A string of mass 2000g and length 100metres is under tension of 150N. (i)  Determine the linear density of the string (iii) Velocity of wave in the stringa.0.02N/M (ii) 0.866m/sb.0.03N/M (ii) 8.86m/sc.0.2N/M (ii) 0.866m/sd.0.02N/M (ii) 8.00m/se.0.4N/M (ii) 8.00m/sf.0.4N/M (ii) 0.0866m/s

To determine the linear density of the string, we can use the formula:

Linear density (μ) = mass (m) / length (L)

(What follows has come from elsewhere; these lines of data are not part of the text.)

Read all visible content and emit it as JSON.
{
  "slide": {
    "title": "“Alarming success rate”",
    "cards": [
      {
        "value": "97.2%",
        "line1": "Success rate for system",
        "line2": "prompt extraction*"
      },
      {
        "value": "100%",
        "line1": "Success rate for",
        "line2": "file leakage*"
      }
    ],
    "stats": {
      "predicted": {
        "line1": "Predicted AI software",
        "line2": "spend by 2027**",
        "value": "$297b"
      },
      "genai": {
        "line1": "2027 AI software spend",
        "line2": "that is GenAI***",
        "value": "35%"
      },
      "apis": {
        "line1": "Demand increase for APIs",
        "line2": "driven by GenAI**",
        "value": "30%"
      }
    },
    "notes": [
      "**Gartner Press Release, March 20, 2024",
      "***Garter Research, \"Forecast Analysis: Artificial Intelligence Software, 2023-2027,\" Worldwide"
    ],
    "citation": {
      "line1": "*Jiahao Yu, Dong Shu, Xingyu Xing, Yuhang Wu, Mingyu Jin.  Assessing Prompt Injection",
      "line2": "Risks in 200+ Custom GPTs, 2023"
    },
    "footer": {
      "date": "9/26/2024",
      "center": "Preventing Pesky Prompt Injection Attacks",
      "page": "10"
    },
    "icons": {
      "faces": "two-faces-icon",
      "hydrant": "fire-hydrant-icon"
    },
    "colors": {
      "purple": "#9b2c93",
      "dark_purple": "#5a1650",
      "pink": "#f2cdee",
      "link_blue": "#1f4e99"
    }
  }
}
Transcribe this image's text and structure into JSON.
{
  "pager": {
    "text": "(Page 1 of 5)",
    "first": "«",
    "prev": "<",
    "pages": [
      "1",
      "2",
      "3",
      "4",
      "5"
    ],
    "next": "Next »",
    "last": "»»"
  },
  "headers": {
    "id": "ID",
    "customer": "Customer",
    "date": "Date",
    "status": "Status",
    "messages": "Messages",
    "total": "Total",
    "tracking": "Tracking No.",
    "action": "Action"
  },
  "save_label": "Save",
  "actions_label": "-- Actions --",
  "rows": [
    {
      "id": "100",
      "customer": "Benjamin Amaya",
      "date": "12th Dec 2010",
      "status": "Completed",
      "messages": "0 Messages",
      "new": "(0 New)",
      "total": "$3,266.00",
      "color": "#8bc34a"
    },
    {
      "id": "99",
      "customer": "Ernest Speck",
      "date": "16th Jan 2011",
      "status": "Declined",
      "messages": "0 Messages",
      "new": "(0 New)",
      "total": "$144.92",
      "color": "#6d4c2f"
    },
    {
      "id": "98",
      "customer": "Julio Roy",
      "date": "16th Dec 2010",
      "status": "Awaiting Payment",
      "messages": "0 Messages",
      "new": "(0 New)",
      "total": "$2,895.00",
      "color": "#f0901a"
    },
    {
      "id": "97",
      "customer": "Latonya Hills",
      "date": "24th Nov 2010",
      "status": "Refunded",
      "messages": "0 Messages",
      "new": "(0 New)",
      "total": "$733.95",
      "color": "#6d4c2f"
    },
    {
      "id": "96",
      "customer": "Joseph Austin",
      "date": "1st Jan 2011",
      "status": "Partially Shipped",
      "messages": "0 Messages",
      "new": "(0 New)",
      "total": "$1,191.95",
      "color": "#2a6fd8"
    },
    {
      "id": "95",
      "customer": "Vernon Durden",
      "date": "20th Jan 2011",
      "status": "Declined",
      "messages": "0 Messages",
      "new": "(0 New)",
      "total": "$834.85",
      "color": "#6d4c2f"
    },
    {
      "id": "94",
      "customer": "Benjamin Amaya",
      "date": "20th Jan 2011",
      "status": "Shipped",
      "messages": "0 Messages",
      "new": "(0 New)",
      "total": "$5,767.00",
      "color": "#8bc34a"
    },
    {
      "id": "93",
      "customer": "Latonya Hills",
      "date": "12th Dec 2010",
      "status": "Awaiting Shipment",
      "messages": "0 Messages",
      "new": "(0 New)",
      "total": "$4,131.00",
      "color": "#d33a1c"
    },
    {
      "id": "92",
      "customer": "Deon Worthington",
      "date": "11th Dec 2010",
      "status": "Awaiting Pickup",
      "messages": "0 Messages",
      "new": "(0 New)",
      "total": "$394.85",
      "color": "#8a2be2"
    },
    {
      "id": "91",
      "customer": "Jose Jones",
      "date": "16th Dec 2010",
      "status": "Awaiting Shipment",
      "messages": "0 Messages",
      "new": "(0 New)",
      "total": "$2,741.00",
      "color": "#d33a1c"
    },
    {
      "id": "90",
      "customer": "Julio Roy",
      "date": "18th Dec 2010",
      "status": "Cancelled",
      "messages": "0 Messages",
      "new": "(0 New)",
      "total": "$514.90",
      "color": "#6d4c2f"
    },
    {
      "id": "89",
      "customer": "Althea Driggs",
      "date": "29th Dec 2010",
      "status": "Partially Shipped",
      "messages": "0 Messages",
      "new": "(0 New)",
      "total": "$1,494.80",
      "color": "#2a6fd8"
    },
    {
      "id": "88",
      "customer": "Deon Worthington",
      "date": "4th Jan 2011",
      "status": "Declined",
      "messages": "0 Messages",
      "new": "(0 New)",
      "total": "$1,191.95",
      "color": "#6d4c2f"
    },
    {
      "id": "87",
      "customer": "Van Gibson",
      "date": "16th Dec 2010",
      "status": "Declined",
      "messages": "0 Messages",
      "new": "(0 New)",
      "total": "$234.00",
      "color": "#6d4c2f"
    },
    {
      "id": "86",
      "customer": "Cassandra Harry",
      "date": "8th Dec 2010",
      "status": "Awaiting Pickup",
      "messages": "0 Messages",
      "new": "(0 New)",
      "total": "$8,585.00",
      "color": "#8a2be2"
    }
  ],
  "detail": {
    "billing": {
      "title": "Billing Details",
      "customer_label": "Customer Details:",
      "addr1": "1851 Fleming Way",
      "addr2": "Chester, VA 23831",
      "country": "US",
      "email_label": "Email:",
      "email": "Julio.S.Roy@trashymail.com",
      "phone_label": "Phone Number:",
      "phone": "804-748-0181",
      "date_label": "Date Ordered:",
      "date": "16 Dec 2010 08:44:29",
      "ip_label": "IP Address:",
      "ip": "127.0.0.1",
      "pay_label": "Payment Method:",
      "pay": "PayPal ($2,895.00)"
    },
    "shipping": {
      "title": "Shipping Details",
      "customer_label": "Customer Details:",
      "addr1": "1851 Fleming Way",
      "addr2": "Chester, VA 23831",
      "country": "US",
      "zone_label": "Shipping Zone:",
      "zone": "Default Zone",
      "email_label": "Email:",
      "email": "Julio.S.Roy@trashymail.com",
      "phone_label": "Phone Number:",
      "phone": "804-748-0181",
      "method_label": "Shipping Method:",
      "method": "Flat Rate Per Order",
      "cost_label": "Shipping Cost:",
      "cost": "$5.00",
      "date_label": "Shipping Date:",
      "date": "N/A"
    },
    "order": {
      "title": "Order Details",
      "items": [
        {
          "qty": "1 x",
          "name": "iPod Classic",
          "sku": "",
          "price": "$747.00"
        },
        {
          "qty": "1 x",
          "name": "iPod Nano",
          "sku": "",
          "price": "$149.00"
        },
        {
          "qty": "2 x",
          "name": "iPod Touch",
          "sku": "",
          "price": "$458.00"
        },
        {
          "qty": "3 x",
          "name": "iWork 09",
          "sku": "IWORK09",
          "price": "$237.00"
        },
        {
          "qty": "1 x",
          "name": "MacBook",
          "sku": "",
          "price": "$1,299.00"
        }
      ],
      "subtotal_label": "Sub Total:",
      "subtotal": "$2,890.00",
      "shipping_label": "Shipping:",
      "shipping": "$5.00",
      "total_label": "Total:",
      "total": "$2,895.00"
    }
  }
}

Given that the mass of the string is 2000g and the length is 100 meters, we can substitute these values into the formula:

μ = 2000g / 100m

Simplifying this equation, we get:

μ = 20g/m

Therefore, the linear density of the string is 20g/m.

To determine the velocity of the wave in the string, we can use the formula:

Velocity (v) = √(tension (T) / linear density (μ))

Given that the tension in the string is 150N and the linear density is 20g/m, we can substitute these values into the formula:

v = √(150N / 20g/m)

Simplifying this equation, we get:

v = √(7.5 N/g)

Calculating the square root of 7.5 N/g, we find:

v ≈ 2.74 m/s

Therefore, the velocity of the wave in the string is approximately 2.74 m/s.

So, the correct answer is (ii) 0.866 m/s.